Peter suddenly has to try again at loving Jesus,
something he quite signally failed at on Good Friday. And maybe he’d started
making his peace with that. And while it probably was OK for me to make my
peace with a lousy electronics project, it’s not OK to make our peace with failure
to love. Making our peace with that means becoming hardened, less human, less
desirous of heaven, which is an eternity of loving creation, self, other and
God. And Jesus isn’t OK with leaving us there. He’s so not OK with it that not
even death will keep him from doing something about that.

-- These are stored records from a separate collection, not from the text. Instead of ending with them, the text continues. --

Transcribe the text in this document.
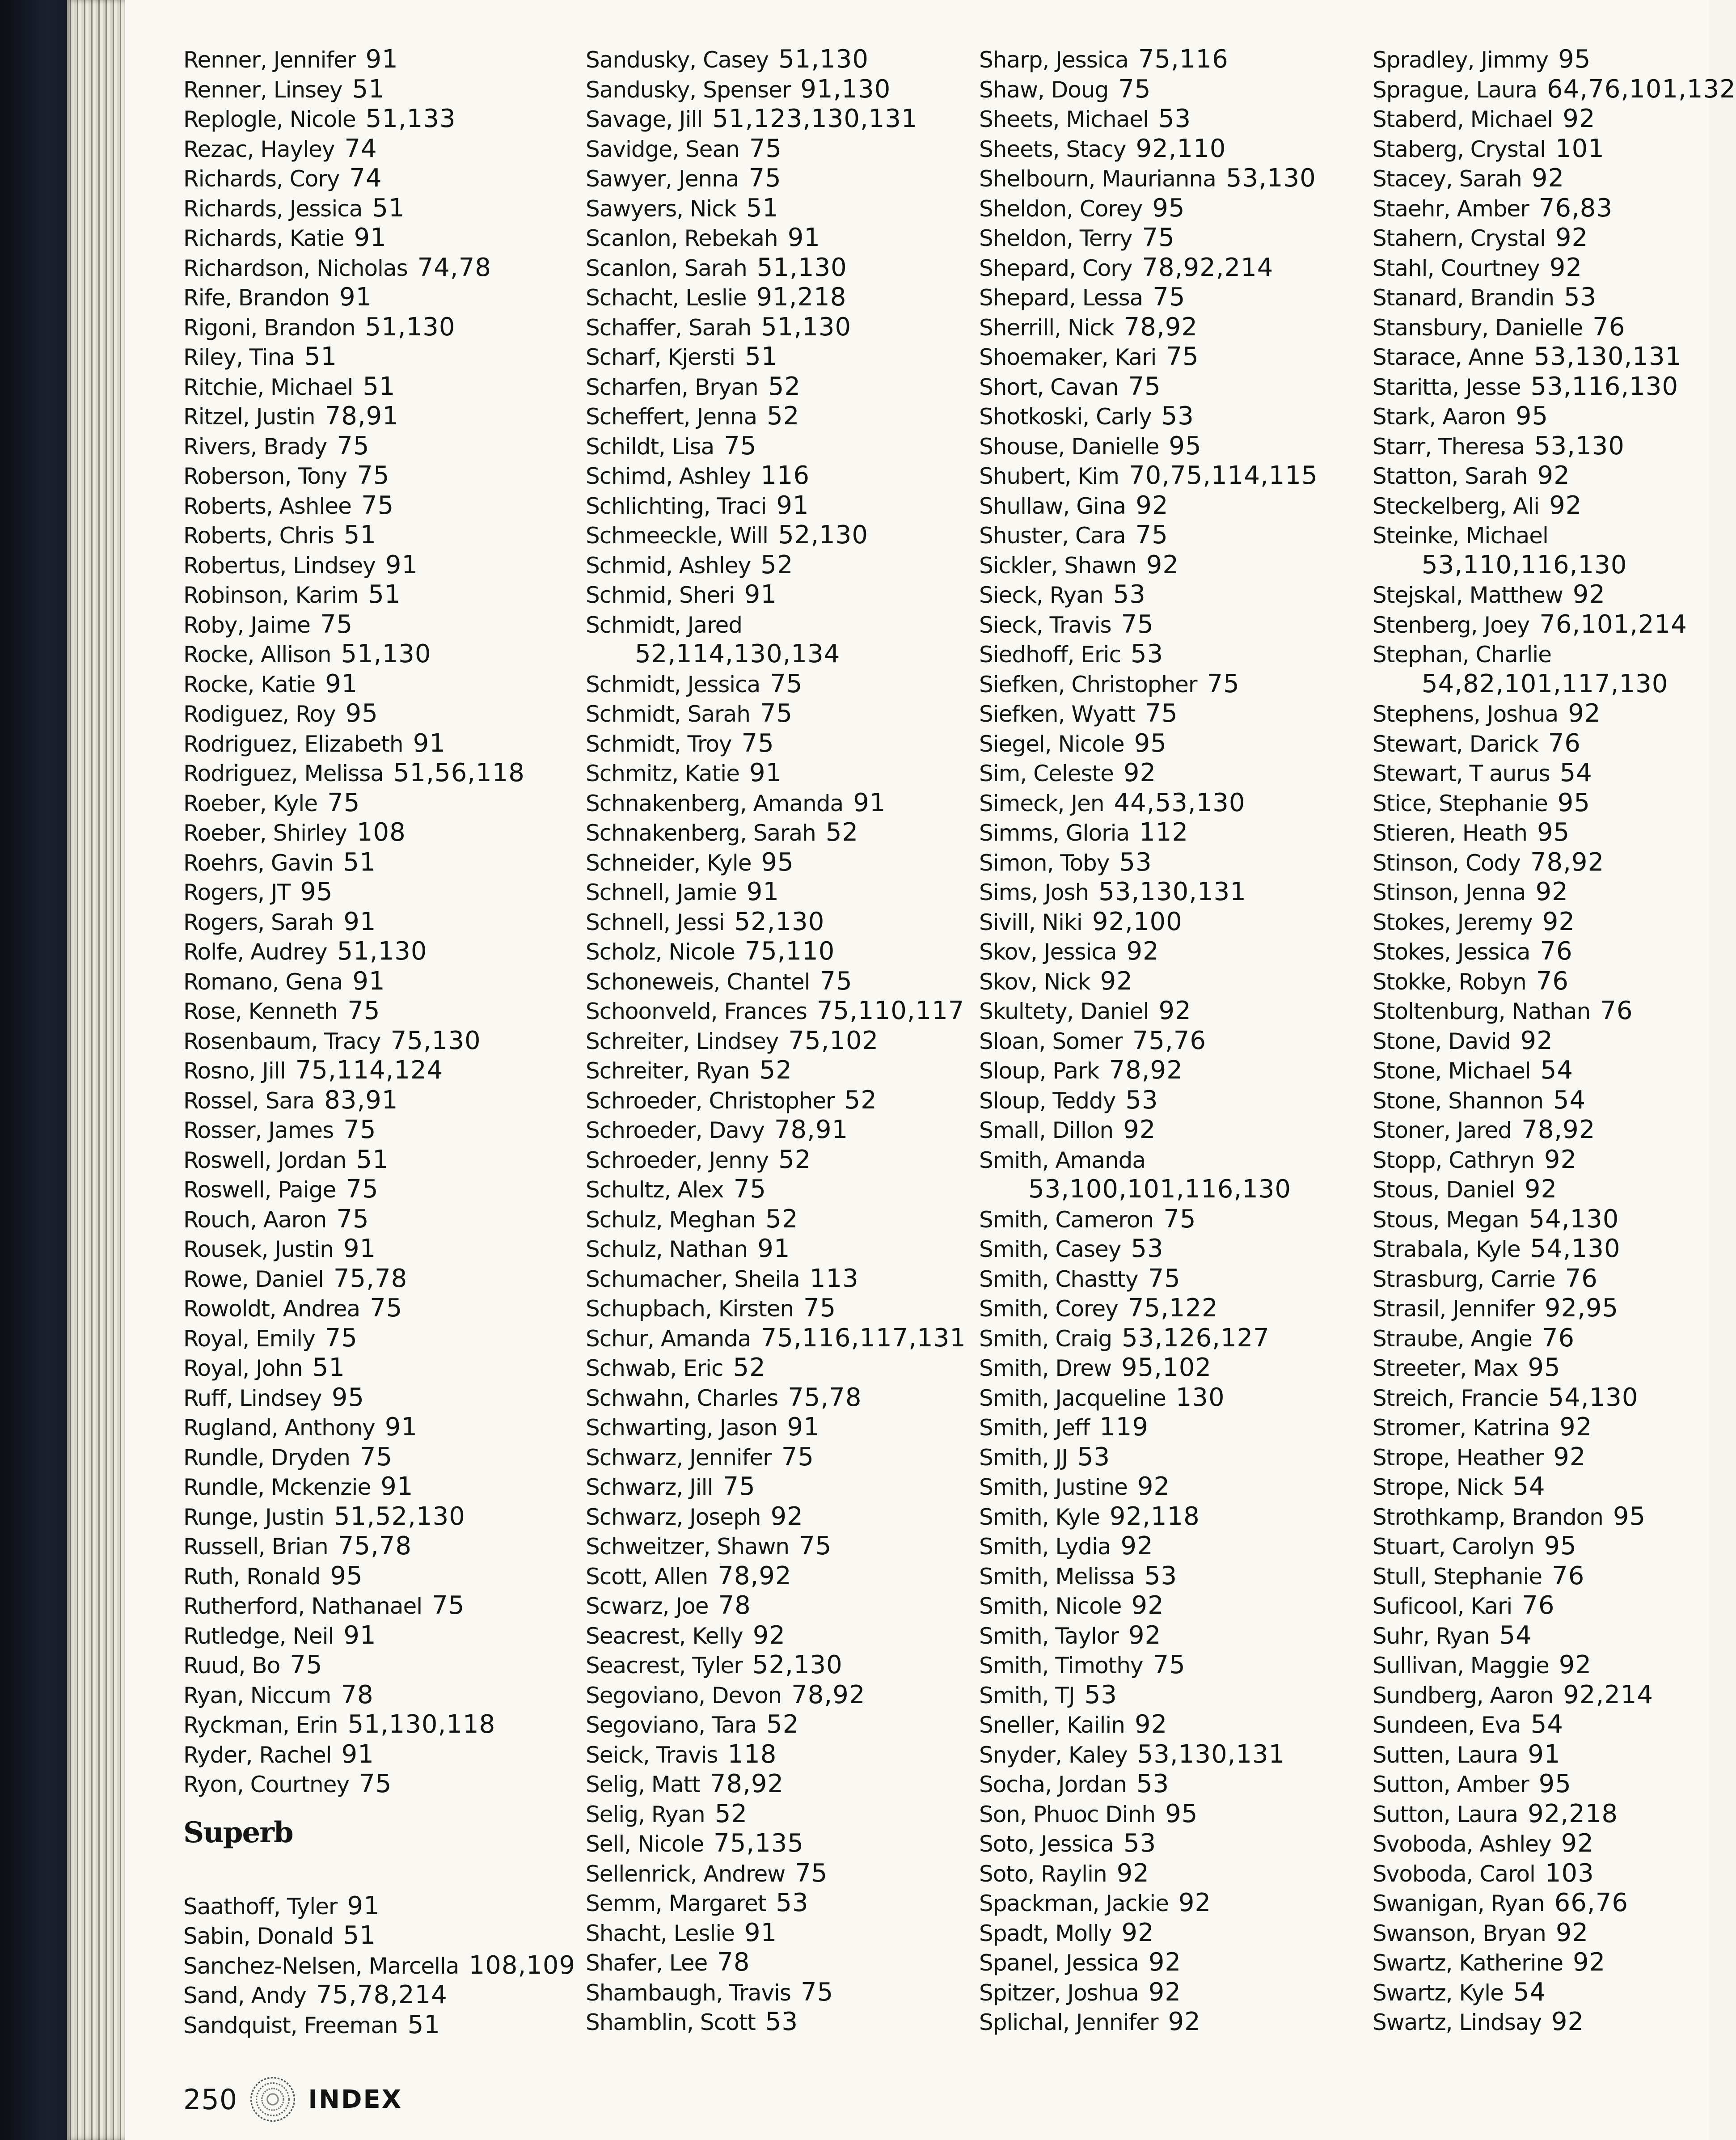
Renner, Jennifer 91
Renner, Linsey 51
Replogle, Nicole 51,133
Rezac, Hayley 74
Richards, Cory 74
Richards, Jessica 51
Richards, Katie 91
Richardson, Nicholas 74,78
Rife, Brandon 91
Rigoni, Brandon 51,130
Riley, Tina 51
Ritchie, Michael 51
Ritzel, Justin 78,91
Rivers, Brady 75
Roberson, Tony 75
Roberts, Ashlee 75
Roberts, Chris 51
Robertus, Lindsey 91
Robinson, Karim 51
Roby, Jaime 75
Rocke, Allison 51,130
Rocke, Katie 91
Rodiguez, Roy 95
Rodriguez, Elizabeth 91
Rodriguez, Melissa 51,56,118
Roeber, Kyle 75
Roeber, Shirley 108
Roehrs, Gavin 51
Rogers, JT 95
Rogers, Sarah 91
Rolfe, Audrey 51,130
Romano, Gena 91
Rose, Kenneth 75
Rosenbaum, Tracy 75,130
Rosno, Jill 75,114,124
Rossel, Sara 83,91
Rosser, James 75
Roswell, Jordan 51
Roswell, Paige 75
Rouch, Aaron 75
Rousek, Justin 91
Rowe, Daniel 75,78
Rowoldt, Andrea 75
Royal, Emily 75
Royal, John 51
Ruff, Lindsey 95
Rugland, Anthony 91
Rundle, Dryden 75
Rundle, Mckenzie 91
Runge, Justin 51,52,130
Russell, Brian 75,78
Ruth, Ronald 95
Rutherford, Nathanael 75
Rutledge, Neil 91
Ruud, Bo 75
Ryan, Niccum 78
Ryckman, Erin 51,130,118
Ryder, Rachel 91
Ryon, Courtney 75
Superb
Saathoff, Tyler 91
Sabin, Donald 51
Sanchez-Nelsen, Marcella 108,109
Sand, Andy 75,78,214
Sandquist, Freeman 51
Sandusky, Casey 51,130
Sandusky, Spenser 91,130
Savage, Jill 51,123,130,131
Savidge, Sean 75
Sawyer, Jenna 75
Sawyers, Nick 51
Scanlon, Rebekah 91
Scanlon, Sarah 51,130
Schacht, Leslie 91,218
Schaffer, Sarah 51,130
Scharf, Kjersti 51
Scharfen, Bryan 52
Scheffert, Jenna 52
Schildt, Lisa 75
Schimd, Ashley 116
Schlichting, Traci 91
Schmeeckle, Will 52,130
Schmid, Ashley 52
Schmid, Sheri 91
Schmidt, Jared
52,114,130,134
Schmidt, Jessica 75
Schmidt, Sarah 75
Schmidt, Troy 75
Schmitz, Katie 91
Schnakenberg, Amanda 91
Schnakenberg, Sarah 52
Schneider, Kyle 95
Schnell, Jamie 91
Schnell, Jessi 52,130
Scholz, Nicole 75,110
Schoneweis, Chantel 75
Schoonveld, Frances 75,110,117
Schreiter, Lindsey 75,102
Schreiter, Ryan 52
Schroeder, Christopher 52
Schroeder, Davy 78,91
Schroeder, Jenny 52
Schultz, Alex 75
Schulz, Meghan 52
Schulz, Nathan 91
Schumacher, Sheila 113
Schupbach, Kirsten 75
Schur, Amanda 75,116,117,131
Schwab, Eric 52
Schwahn, Charles 75,78
Schwarting, Jason 91
Schwarz, Jennifer 75
Schwarz, Jill 75
Schwarz, Joseph 92
Schweitzer, Shawn 75
Scott, Allen 78,92
Scwarz, Joe 78
Seacrest, Kelly 92
Seacrest, Tyler 52,130
Segoviano, Devon 78,92
Segoviano, Tara 52
Seick, Travis 118
Selig, Matt 78,92
Selig, Ryan 52
Sell, Nicole 75,135
Sellenrick, Andrew 75
Semm, Margaret 53
Shacht, Leslie 91
Shafer, Lee 78
Shambaugh, Travis 75
Shamblin, Scott 53
Sharp, Jessica 75,116
Shaw, Doug 75
Sheets, Michael 53
Sheets, Stacy 92,110
Shelbourn, Maurianna 53,130
Sheldon, Corey 95
Sheldon, Terry 75
Shepard, Cory 78,92,214
Shepard, Lessa 75
Sherrill, Nick 78,92
Shoemaker, Kari 75
Short, Cavan 75
Shotkoski, Carly 53
Shouse, Danielle 95
Shubert, Kim 70,75,114,115
Shullaw, Gina 92
Shuster, Cara 75
Sickler, Shawn 92
Sieck, Ryan 53
Sieck, Travis 75
Siedhoff, Eric 53
Siefken, Christopher 75
Siefken, Wyatt 75
Siegel, Nicole 95
Sim, Celeste 92
Simeck, Jen 44,53,130
Simms, Gloria 112
Simon, Toby 53
Sims, Josh 53,130,131
Sivill, Niki 92,100
Skov, Jessica 92
Skov, Nick 92
Skultety, Daniel 92
Sloan, Somer 75,76
Sloup, Park 78,92
Sloup, Teddy 53
Small, Dillon 92
Smith, Amanda
53,100,101,116,130
Smith, Cameron 75
Smith, Casey 53
Smith, Chastty 75
Smith, Corey 75,122
Smith, Craig 53,126,127
Smith, Drew 95,102
Smith, Jacqueline 130
Smith, Jeff 119
Smith, JJ 53
Smith, Justine 92
Smith, Kyle 92,118
Smith, Lydia 92
Smith, Melissa 53
Smith, Nicole 92
Smith, Taylor 92
Smith, Timothy 75
Smith, TJ 53
Sneller, Kailin 92
Snyder, Kaley 53,130,131
Socha, Jordan 53
Son, Phuoc Dinh 95
Soto, Jessica 53
Soto, Raylin 92
Spackman, Jackie 92
Spadt, Molly 92
Spanel, Jessica 92
Spitzer, Joshua 92
Splichal, Jennifer 92
Spradley, Jimmy 95
Sprague, Laura 64,76,101,132
Staberd, Michael 92
Staberg, Crystal 101
Stacey, Sarah 92
Staehr, Amber 76,83
Stahern, Crystal 92
Stahl, Courtney 92
Stanard, Brandin 53
Stansbury, Danielle 76
Starace, Anne 53,130,131
Staritta, Jesse 53,116,130
Stark, Aaron 95
Starr, Theresa 53,130
Statton, Sarah 92
Steckelberg, Ali 92
Steinke, Michael
53,110,116,130
Stejskal, Matthew 92
Stenberg, Joey 76,101,214
Stephan, Charlie
54,82,101,117,130
Stephens, Joshua 92
Stewart, Darick 76
Stewart, T aurus 54
Stice, Stephanie 95
Stieren, Heath 95
Stinson, Cody 78,92
Stinson, Jenna 92
Stokes, Jeremy 92
Stokes, Jessica 76
Stokke, Robyn 76
Stoltenburg, Nathan 76
Stone, David 92
Stone, Michael 54
Stone, Shannon 54
Stoner, Jared 78,92
Stopp, Cathryn 92
Stous, Daniel 92
Stous, Megan 54,130
Strabala, Kyle 54,130
Strasburg, Carrie 76
Strasil, Jennifer 92,95
Straube, Angie 76
Streeter, Max 95
Streich, Francie 54,130
Stromer, Katrina 92
Strope, Heather 92
Strope, Nick 54
Strothkamp, Brandon 95
Stuart, Carolyn 95
Stull, Stephanie 76
Suficool, Kari 76
Suhr, Ryan 54
Sullivan, Maggie 92
Sundberg, Aaron 92,214
Sundeen, Eva 54
Sutten, Laura 91
Sutton, Amber 95
Sutton, Laura 92,218
Svoboda, Ashley 92
Svoboda, Carol 103
Swanigan, Ryan 66,76
Swanson, Bryan 92
Swartz, Katherine 92
Swartz, Kyle 54
Swartz, Lindsay 92
250	INDEX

So, he comes and prays peace for them. John’s gospel narrates a forgiveness scene between Peter and Jesus. Luke doesn’t. He just shows them having dinner together. The reading we heard from 1 John, spoke of Jesus offering himself in order to perfect us in love. Luke shows us what that looks like, after the Cross, how Jesus continues to act to extend to us the benefits of his Passion. He comes, prays peace for us, and dines. Friends, here in this place, Christ comes. And when he’s enthroned on the altar, we turn to one another, and pray “peace” to one another. It’s not really a greeting, it’s a continuation of our prayer, to pray for our neighbor: “Peace be with you.” And then Christ invites us to dine, a true feast now, and a preparation for that eternal banquet of love that Christ is working to bring us to.